Lewis, writing on May 5, 1805, in northeastern Montana, described the coyote in these terms: the small woolf or burrowing dog of the prairies are the inhabitants almost invariably of the open plains; they usually ascociate in bands of ten or twelve sometimes more and burrow near some pass or place much frequented by game; not being able alone to take deer or goat they are rarely ever found alone but hunt in bands; they frequently watch and seize their prey near their burrows; in these burrows they raise their young and to them they also resort when pursued; when a person approaches them they frequently bark, their note being precisely that of the small dog. the hair and fur also resembles the fox tho' is much coarser and inferior. the eye of a deep sea green colour small and piercing.they are of an intermediate size between that of the fox and dog, very active fleet and delicately formed; the ears large erect and pointed the head long and pointed more like that of the fox; tale long; . their tallons [claws] are reather longer than those of the ordinary wolf or that common to the atlantic states, none of which are to be found in this quarter, nor I believe above the river Plat.The animal was especially respected in Mesoamerican cosmology as a symbol of military might.After the European colonization of the Americas, it was reviled in Anglo-American culture as a cowardly and untrustworthy animal.The hair's predominant color is light gray and red or fulvous, interspersed around the body with black and white.

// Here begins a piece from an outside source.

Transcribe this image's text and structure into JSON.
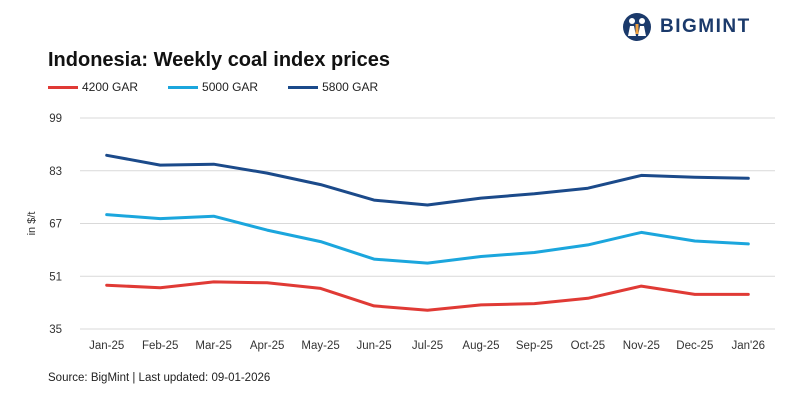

Coyotes living at high elevations tend to have more black and gray shades than their desert-dwelling counterparts, which are more fulvous or whitish-gray.

Another account from the early 1800s in Edwards County mentioned wolves howling at night, though these were likely coyotes.

This species was encountered several times during the Lewis and Clark Expedition (1804–1806), though it was already well known to European traders on the upper Missouri.

This is further corroborated by the coyote's sagittal crest, which is low or totally flattened, thus indicating a weaker bite than the wolf's.

The coyote is not a specialized carnivore as the wolf is, as shown by the larger chewing surfaces on the molars, reflecting the species' relative dependence on vegetable matter.

In early post-Columbian historical records, distinguishing between coyotes and wolves is often difficult.